The Ubiquity and Comfort of the Sign of the Cross.

IMG_0760In her book Sharing the Darkness, doctor Sheila Cassidy explores the forms of caring and support available within a hospice environment, and how these relate to pastoral care. Her work in palliative care, and her close interaction with patients and their families, brought her into contact with folk for whom suffering, fear and questions of mortality were daily realities.

How to sustain people in hopefulness, support their relatives through the anxiety, sadness and process of bereavement, and yet keep working with dedication and compassion towards their healing and the alleviation their pain, was aburden borne as part of a dual vocation.

As she tells in her early autobiography, Audacity to Believe, Cassidy had trained as a doctor, and had worked in Chile in the 1970's, and been arrested during the coup d'etat and its aftermath. She had treated a wounded insurgent and was tortured by state secret police to extract information which in fact she did not have.

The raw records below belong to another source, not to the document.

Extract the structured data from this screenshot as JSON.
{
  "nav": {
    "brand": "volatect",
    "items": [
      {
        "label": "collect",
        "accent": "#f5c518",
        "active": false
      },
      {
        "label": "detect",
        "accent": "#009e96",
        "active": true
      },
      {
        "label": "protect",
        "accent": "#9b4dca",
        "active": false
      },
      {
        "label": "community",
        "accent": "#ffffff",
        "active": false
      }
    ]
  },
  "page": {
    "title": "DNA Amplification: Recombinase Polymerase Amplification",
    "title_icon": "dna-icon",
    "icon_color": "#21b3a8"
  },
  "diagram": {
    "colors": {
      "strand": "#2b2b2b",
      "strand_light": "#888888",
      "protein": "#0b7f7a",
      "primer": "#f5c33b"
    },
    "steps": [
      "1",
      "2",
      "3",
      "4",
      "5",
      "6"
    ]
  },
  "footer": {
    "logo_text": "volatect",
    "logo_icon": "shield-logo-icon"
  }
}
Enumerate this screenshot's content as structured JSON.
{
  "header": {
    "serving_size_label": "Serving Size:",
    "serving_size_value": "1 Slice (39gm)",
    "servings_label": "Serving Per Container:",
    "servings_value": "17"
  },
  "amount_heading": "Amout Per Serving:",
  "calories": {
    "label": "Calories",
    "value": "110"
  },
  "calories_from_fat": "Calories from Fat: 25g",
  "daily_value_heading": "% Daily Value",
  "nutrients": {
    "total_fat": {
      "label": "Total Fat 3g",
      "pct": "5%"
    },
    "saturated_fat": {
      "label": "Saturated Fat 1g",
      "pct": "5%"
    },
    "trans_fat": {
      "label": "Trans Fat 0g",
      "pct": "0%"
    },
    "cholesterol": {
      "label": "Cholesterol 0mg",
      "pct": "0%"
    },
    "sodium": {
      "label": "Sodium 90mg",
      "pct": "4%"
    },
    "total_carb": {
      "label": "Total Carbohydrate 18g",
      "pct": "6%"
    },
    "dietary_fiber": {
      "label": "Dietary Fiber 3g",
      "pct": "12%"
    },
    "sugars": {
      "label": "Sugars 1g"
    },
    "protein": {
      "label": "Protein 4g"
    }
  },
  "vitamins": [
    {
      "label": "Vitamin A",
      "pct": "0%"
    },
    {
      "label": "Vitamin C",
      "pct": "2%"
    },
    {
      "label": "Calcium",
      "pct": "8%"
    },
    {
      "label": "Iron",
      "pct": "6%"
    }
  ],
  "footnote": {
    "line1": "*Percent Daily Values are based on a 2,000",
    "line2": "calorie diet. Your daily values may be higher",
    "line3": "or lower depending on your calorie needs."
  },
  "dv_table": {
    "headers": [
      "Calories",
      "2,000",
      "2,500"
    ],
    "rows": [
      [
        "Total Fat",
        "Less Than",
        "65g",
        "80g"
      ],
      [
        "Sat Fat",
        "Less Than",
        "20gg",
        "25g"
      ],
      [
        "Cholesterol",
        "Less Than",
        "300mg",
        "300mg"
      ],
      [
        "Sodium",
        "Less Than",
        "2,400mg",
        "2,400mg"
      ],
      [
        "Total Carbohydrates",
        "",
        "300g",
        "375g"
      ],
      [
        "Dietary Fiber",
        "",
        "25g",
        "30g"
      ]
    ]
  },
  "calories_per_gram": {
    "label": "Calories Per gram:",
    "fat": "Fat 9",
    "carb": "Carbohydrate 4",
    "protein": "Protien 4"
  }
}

Following her release after a major diplomatic crisis between the UK and Chile, Cassidy became a nun. But her medical training, itself a gift of God and too valuable to simply be abandoned, led her into work with the dying, and into further medical training.

By the time she wrote her book about her hospice experience she was workin in Plymouth. I remember reading that book, and being moved deeply by its model of care based on affirming and upholding the dignity and value of each person within and on the periphery of the hospice community – patients, relatives, carers and staff. It is in this context that she told of one of her inner strategies for coping with people's pain, fear and sadness, and how to bear the burden of expectations placed on her as medical director.

Here's what she did. She looked each day for the sign of the cross, a reminder of the eternal love of God intersecting in our own daily time. The suffering love of Christ, and the hope of resurrection beyond the cross, helped uphold her own faith and emotional resilience day in and day out. She looked for the sign of the cross and found it on window lattices, door panels, floorboards, garden fences, furniture joints. Over the years I started doing the same thing; not in the same continuous way as a form of devotional discipline, but alert to cruciformity wherever it turns up.

Today, standing in John Lewis waiting to pay for a new mattress, there was this old repair to the floor tiles with tape worn thin by the walking of a few thousand feet. And I remembered Sheila Cassidy, hospice director, doctor, former nun and outspoken and outstanding Christian, and her daily attentiveness to the sign of the cross. And I gave thanks.